Ayazini Köyü’nün içinden kısa bir yürüyüşle kiliseye ulaşıyoruz. Bu kilise de yekpare kayaya oyulmuş, türüne az rastlanır bir kilise. Ayazini Köyü’nden teyzelerle biraz hoşbeş ediyoruz, çok misafirperverler hemen “kaya mezarlarını da görün”, “aşağı çeşmenin suyu daha soğuktur” diye bize yol gösteriyorlar.
Köyde yaptığımız gezinin sonunda Şerife Teyze’nin yerinde bir gözleme molası vermemek olmazdı elbette.
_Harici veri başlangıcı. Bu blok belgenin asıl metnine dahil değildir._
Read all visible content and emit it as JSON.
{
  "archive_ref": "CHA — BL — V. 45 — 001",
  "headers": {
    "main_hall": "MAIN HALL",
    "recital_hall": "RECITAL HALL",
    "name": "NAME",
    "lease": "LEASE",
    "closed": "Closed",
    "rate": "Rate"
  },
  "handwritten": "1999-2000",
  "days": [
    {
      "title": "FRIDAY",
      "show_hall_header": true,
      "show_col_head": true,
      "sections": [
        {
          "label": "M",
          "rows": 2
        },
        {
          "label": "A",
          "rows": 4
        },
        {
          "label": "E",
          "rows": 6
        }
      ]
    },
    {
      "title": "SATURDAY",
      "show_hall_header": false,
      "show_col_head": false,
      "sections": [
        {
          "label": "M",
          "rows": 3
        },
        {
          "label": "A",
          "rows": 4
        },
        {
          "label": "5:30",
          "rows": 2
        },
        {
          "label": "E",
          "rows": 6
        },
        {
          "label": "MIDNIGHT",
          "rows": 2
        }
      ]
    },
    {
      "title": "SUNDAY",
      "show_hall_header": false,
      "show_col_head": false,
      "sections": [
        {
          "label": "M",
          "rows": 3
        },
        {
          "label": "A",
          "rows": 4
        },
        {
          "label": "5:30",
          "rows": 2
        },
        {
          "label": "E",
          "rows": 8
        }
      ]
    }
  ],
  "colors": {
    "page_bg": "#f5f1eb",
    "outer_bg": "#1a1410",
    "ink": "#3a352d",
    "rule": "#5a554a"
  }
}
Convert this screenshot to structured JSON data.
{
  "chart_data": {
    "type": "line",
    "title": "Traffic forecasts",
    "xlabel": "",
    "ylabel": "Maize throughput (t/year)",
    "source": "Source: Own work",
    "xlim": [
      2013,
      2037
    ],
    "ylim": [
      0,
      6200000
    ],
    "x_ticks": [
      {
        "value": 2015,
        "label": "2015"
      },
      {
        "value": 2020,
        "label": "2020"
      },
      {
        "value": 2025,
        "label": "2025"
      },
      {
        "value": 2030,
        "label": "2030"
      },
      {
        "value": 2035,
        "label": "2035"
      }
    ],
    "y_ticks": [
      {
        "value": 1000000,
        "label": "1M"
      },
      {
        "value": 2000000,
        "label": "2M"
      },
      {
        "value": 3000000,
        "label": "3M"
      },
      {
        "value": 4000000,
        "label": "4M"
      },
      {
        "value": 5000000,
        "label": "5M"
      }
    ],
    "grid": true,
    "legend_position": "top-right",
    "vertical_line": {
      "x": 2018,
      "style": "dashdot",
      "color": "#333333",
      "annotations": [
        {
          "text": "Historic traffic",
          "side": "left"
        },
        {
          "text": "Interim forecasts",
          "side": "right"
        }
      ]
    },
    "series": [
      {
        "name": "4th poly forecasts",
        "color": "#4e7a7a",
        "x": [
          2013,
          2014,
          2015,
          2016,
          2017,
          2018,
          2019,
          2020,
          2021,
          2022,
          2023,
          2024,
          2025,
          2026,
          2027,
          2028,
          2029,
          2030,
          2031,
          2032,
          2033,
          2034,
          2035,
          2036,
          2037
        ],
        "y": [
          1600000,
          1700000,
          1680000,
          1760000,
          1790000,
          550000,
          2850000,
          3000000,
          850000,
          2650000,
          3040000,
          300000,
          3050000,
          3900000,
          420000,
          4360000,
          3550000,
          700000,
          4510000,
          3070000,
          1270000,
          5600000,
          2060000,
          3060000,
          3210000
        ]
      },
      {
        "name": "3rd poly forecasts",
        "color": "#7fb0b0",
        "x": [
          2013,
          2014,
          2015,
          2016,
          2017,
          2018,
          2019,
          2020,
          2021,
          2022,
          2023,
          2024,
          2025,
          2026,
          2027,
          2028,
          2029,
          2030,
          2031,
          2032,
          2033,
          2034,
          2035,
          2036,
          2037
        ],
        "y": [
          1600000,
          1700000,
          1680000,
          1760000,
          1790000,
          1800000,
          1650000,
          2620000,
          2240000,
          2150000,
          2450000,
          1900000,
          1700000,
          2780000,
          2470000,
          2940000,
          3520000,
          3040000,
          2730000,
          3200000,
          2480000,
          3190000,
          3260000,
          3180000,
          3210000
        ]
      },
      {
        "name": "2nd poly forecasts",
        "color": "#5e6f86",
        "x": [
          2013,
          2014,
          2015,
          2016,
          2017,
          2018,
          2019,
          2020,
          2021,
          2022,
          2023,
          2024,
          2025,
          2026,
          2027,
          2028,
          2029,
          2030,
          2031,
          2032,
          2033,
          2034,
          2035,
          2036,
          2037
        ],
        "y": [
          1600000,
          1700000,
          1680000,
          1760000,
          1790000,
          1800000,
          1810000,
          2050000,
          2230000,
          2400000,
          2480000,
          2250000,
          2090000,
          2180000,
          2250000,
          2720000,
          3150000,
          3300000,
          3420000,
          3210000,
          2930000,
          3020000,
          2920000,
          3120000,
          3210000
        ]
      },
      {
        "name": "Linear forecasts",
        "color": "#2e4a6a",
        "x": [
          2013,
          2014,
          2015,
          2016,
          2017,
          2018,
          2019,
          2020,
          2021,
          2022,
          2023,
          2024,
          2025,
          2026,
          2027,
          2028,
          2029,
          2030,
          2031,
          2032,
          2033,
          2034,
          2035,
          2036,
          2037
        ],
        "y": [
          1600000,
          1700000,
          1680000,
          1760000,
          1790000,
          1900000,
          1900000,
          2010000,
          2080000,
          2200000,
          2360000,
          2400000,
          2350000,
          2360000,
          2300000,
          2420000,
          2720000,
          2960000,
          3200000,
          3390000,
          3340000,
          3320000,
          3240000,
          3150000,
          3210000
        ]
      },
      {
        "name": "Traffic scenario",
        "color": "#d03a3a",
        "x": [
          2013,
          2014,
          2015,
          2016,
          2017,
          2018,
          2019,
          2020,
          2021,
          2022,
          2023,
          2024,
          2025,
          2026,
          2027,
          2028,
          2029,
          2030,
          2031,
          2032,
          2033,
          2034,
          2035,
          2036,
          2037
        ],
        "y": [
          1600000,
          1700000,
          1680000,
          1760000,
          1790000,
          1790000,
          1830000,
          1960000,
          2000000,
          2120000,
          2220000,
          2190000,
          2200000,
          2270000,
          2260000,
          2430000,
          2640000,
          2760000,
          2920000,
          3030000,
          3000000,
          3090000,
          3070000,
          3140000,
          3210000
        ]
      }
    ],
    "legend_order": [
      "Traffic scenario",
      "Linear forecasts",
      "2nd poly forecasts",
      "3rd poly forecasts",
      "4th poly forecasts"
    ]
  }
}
Gözleme ve katmer ile karnımızı doyurduktan sonra ne yazık ki yolumuzun da sonuna gelmiş olduk.
Frig Yolu henüz çok bakir ve keşfedilmemiş, hala popüler olmamışken gidip görmenizi şiddetle tavsiye ederim. Kendisini Frig Yolu’nun tanıtımına adamış olan ve benim de buraları keşfetmemi sağlayan sevgili Murat Şen’e tekrar teşekkürler. Siz de Frigya’yı keşfetmek isterseniz Murat ile iletişime geçebilirsiniz.
Murat Şen instagram hesabı: instagram.com/frigya_yolcusu
—
Seyahatlerimi anlık takip etmek isterseniz instagram hesabıma göz atabilir, videolu içeriklerim için youtube kanalıma abone olabilirsiniz.
Yolda kalın!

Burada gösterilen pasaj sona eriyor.